The problem with the Court of Appeal’s finding is that it treats the facts of the case as being largely unimportant beyond the personal circumstances of the tenant and proceeds on the basis that proportionality is merely an exercise in weighing up the differing priorities against one another; hence the Court of Appeal’s finding that “a social landlord’s countervailing interest generally outweighs that of the tenant” and the conclusion that “for a tenant to succeed on his disability discrimination case he will have to show some considerable hardship which he cannot fairly be asked to bear” (paragraph 37). Damned with a faint concession Arden LJ finds that “the possibility exists that in rare cases, the discrimination defence may succeed” (paragraph 38).

However, as Anyanwu suggests, and as was argued on Mr Akerman-Livingstone’s behalf (in what was called the “target point”), disability discrimination claims focus on what the other party has done or not done, and it is that which is contended to be unlawful. It is aimed at ensuring that those made responsible under the Act (employers, landlords, those who run businesses and so on) act in ways that promote equality of opportunity. Accordingly, in a disability discrimination case, the support offered to a tenant, or not offered, the steps short of possession that were or were not considered are of crucial relevance.

Thus, in R (Elias) v Secretary of State for Defence [2006] 1 WLR 3213 para 165 provides that in discrimination cases there should be a structured approach to the question of justification: “First, is the objective sufficiently important to justify limiting a fundamental right? Secondly, is the measure rationally connected to the objective? Thirdly, are the means chosen no more than is necessary to accomplish the objective?” This is a test which emerges out of the European law directives that the Equality Act brings into effect and the European Court of Justice has found that justification will not be established under the directives if the same objective could be achieved by less discriminatory means: Kutz-Bauer v Freie und Hansestadt Hamburg (C-187/00) [2003] E.C.R. I-2741.

This third issue will always be fact sensitive including consideration of what support might have been provided, whether the duty to make reasonable adjustments has been complied with and whether the public sector equality duty has been properly explored. Indeed, in R (E) v JFS [2010] 2 A.C. 728 the Supreme Court got tantalisingly close to suggesting that where, as part of the public sector equality duty less discriminatory measures were not considered, a finding that measures were proportionate would not be made:  Lord Hope at [212]:

“There is no evidence that the governing body gave thought to the question whether less discriminatory means could be adopted which would not undermine the religious ethos of the school. Consideration might have been given, for example, to the possibility of admitting children recognised as Jewish by any of the branches of Judaism, including those who were Masorti, Reform or Liberal. … There may perhaps be reasons, as Lord Brown JSC indicates (see para 258), why solutions of that kind might give rise to difficulty.

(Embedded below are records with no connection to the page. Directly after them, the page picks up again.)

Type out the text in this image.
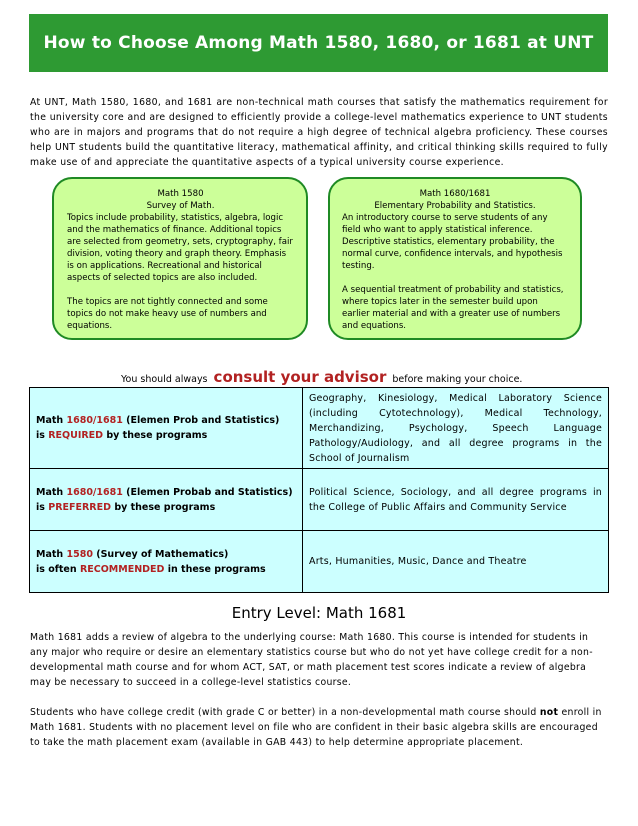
How to Choose Among Math 1580, 1680, or 1681 at UNT
At UNT, Math 1580, 1680, and 1681 are non-technical math courses that satisfy the mathematics requirement for the university core and are designed to efficiently provide a college-level mathematics experience to UNT students who are in majors and programs that do not require a high degree of technical algebra proficiency. These courses help UNT students build the quantitative literacy, mathematical affinity, and critical thinking skills required to fully make use of and appreciate the quantitative aspects of a typical university course experience.
Math 1580
Survey of Math.

Topics include probability, statistics, algebra, logic and the mathematics of finance. Additional topics are selected from geometry, sets, cryptography, fair division, voting theory and graph theory. Emphasis is on applications. Recreational and historical aspects of selected topics are also included.

The topics are not tightly connected and some topics do not make heavy use of numbers and equations.

Math 1680/1681
Elementary Probability and Statistics.

An introductory course to serve students of any field who want to apply statistical inference. Descriptive statistics, elementary probability, the normal curve, confidence intervals, and hypothesis testing.

A sequential treatment of probability and statistics, where topics later in the semester build upon earlier material and with a greater use of numbers and equations.

You should always consult your advisor before making your choice.
Math 1680/1681 (Elemen Prob and Statistics)
is REQUIRED by these programs	Geography, Kinesiology, Medical Laboratory Science (including Cytotechnology), Medical Technology, Merchandizing, Psychology, Speech Language Pathology/Audiology, and all degree programs in the School of Journalism
Math 1680/1681 (Elemen Probab and Statistics)
is PREFERRED by these programs	Political Science, Sociology, and all degree programs in the College of Public Affairs and Community Service
Math 1580 (Survey of Mathematics)
is often RECOMMENDED in these programs	Arts, Humanities, Music, Dance and Theatre
Entry Level: Math 1681

Math 1681 adds a review of algebra to the underlying course: Math 1680. This course is intended for students in any major who require or desire an elementary statistics course but who do not yet have college credit for a non-developmental math course and for whom ACT, SAT, or math placement test scores indicate a review of algebra may be necessary to succeed in a college-level statistics course.

Students who have college credit (with grade C or better) in a non-developmental math course should not enroll in Math 1681. Students with no placement level on file who are confident in their basic algebra skills are encouraged to take the math placement exam (available in GAB 443) to help determine appropriate placement.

But, as JFS have not addressed them, it is not entitled to a finding that the means that it adopted were proportionate.”

 

Finally…

The Court of Appeal refused a stay pending an application to the Supreme Court on the basis that the head lessor had given notice to Aster; it was said that if they did not give up possession, the head lessor would be unable to sell, possible resulting in possession proceedings by the head lessor’s mortgagee and financial loss to the head lessor. Scant comfort was offered by the observation that if Mr Akerman-Livingstone was evicted, Mendip would owe him a duty under section 190 HA 1996.

The Supreme Court did however grant a stay pending determination of the appeal – the very next day no less. No doubt the Supreme Court recognised that Mr Akerman-Livingstone’s appeal would be of little benefit if he – a “very sick man” – was on the streets by the time the hearing came around.